OBJECTIVES: The present study aimed to investigate the expression of Notch signaling components during osteogenic differentiation in vitro and bone healing in vivo. In addition, the influence of Notch signaling on osteogenic differentiation of human bone-derived cells was examined. METHODS: Gene expression profiling of osteogenic differentiation of human bone marrow-derived mesenchymal stromal cells in vitro (GSE80614) and bone healing period of murine tibial fracture in vivo (GSE99388) was downloaded from Gene Expression Omnibus database. The expression of Notch signaling components was obtained from bioinformatic tools. Human bone-derived cells were isolated from alveolar and iliac bone.
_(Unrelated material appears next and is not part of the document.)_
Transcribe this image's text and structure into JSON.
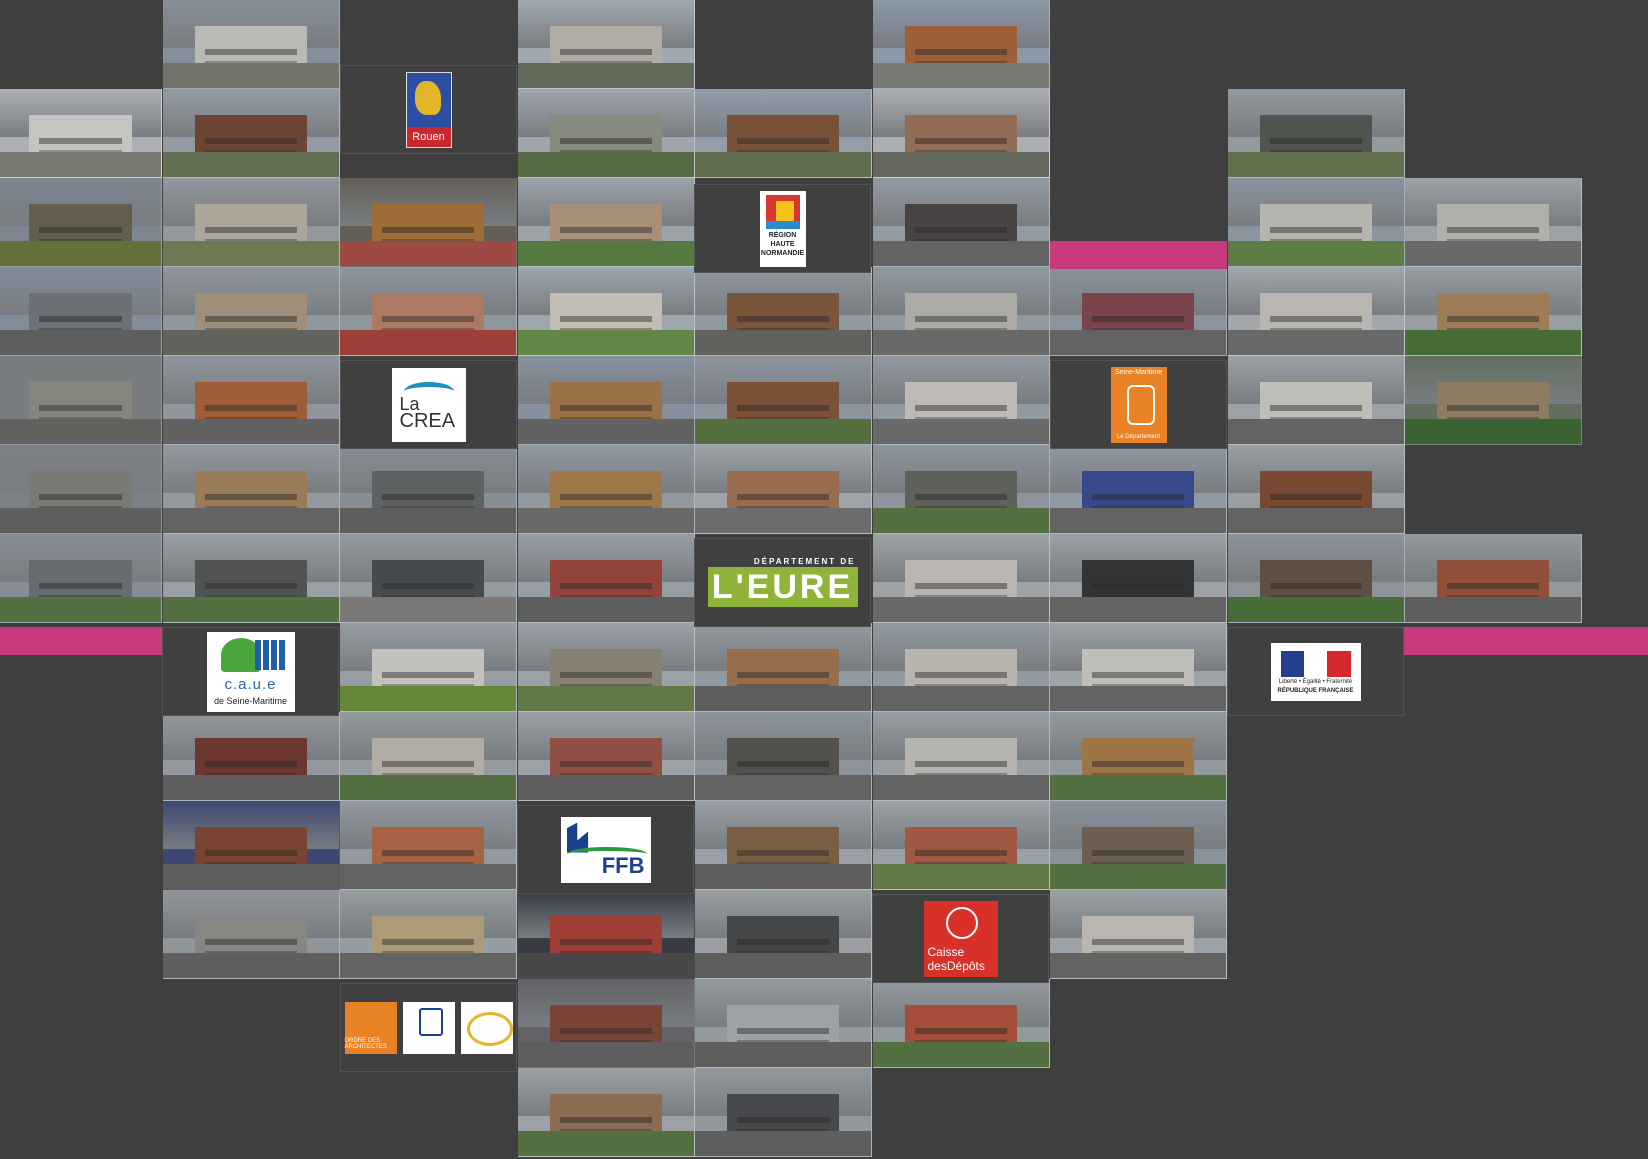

Cells were seeded on Jagged1 immobilized surface. Osteogenic marker gene expression and mineralization were examined using real-time polymerase chain reaction and alizarin red s staining, respectively. RESULTS: From bioinformatic analysis of gene expression profiling, various Notch signaling components were differentially expressed during osteogenic differentiation of human bone marrow-derived mesenchymal stromal cells in vitro and bone healing period of murine tibial fracture in vivo. The common genes differentially regulated of these two datasets were Hes1, Aph1a, Nsctn, Furin, Adam17, Hey1, Pcsk5, Nedd4, Jag1, Heyl, Notch3, Dlk1, and Hey2. For an in vitro analysis, the mineral deposition markedly increased after seeding human bone-derived cells on Jagged1 immobilized surface, correspondingly with the increase of ALP mRNA expression. Jagged1 treatment downregulated TWIST2 mRNA expression in both humanalveolar and iliac bone-derived cells. CONCLUSION:Notch signaling is regulated during osteogenic differentiation and bone healing. In addition, the activation of Notch signaling promotes osteogenic differentiation in humanalveolar and iliac bone-derived cells. Therefore, Notch signaling manipulation could be a useful approach for enhancing bone regeneration.